Derrotado ou vitorioso, se conseguir manobrar contra o Congresso, Javier Milei quer mesmo é governar sem controles, escreve o colunista Moisés Mendes
Os argentinos, viciados em tragédias políticas, construíram o roteiro de mais um dilema com o projeto autoritário de Javier Milei. São evidentes os sinais de que o sujeito se sente acossado e poderá radicalizar com reações previsíveis.
Se não conseguir preservar o núcleo do seu pacote de leis contra o povo, Milei não dirá simplesmente que desiste por ter sido sabotado pelo Congresso, pelos sindicatos e pelo Judiciário.
E se conseguir vencer as resistências e impor seus planos via plebiscito ou decretaço, como pretende, poderá destruir o país e, se tudo der certo para ele e conquistar apoio popular, virar um ditador.
A primeira hipótese, de confirmação da derrota no Congresso, que rejeitou suas leis essa semana na Câmara, combinada com a imposição do poder sindical, de movimentos sociais e piqueteiros, pode gerar o mesmo desfecho: o surgimento de um ditador eleito.
A Argentina dificilmente escapará da arapuca criada pela eleição do fascista. Se pagarem para ver do que Milei é capaz, permitindo a afirmação dos seus planos, os argentinos embarcarão numa viagem de difícil retorno.
Fracassando ou tendo êxito, Milei tentará ser um déspota com voto. A disposição para o enfrentamento ficou clara quando da votação do conjunto da Lei Ônibus na semana passada.
Milei mandou dizer pela internet que os deputados contrários estariam destruindo o país e ao lado das castas e dos corruptos. Venceu, mas apenas parcialmente.

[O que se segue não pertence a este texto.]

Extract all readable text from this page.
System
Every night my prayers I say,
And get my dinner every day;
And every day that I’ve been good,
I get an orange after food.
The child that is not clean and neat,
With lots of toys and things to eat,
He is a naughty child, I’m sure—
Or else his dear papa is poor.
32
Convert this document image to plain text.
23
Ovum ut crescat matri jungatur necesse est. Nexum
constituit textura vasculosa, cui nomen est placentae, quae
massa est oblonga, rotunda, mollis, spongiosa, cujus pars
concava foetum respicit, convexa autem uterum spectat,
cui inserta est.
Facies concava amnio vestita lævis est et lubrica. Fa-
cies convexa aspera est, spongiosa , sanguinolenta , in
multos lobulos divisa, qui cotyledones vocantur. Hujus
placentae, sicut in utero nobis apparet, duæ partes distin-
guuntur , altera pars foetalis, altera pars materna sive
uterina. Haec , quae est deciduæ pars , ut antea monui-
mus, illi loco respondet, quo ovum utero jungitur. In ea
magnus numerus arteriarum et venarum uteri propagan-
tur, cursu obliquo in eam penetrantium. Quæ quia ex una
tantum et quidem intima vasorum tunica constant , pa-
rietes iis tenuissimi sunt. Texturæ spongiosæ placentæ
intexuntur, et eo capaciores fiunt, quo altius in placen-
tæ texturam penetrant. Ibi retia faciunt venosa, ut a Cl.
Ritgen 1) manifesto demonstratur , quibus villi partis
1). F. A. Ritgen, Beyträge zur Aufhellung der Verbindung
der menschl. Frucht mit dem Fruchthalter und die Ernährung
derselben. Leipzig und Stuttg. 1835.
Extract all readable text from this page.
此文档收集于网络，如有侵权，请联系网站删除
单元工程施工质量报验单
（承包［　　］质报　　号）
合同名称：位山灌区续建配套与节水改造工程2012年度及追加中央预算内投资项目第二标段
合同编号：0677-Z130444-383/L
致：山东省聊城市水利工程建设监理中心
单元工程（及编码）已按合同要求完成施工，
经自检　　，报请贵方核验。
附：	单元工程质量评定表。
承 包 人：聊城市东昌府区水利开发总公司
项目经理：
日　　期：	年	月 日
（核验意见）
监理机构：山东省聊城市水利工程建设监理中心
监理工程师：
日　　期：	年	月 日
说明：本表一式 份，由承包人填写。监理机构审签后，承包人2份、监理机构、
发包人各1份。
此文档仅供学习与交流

Depois, derrotado na terça-feira, quando do começo da votação de artigos específicos, fez uma lista com nomes e fotos de deputados que considera traidores e delinquentes.
Milei desqualifica o seu centrão, de parlamentares que não eram necessariamente da sua base, mas que prometeram aderir aos seus desatinos. Na hora da verdade, saltaram fora, com o respaldo de 10 governadores de direita.
Agora, passa a afrontar o Congresso, os governadores, o Judiciário e principalmente os sindicatos e os movimentos sociais que já o desafiaram com quatro manifestações de rua desde que assumiu, incluindo uma paralisação.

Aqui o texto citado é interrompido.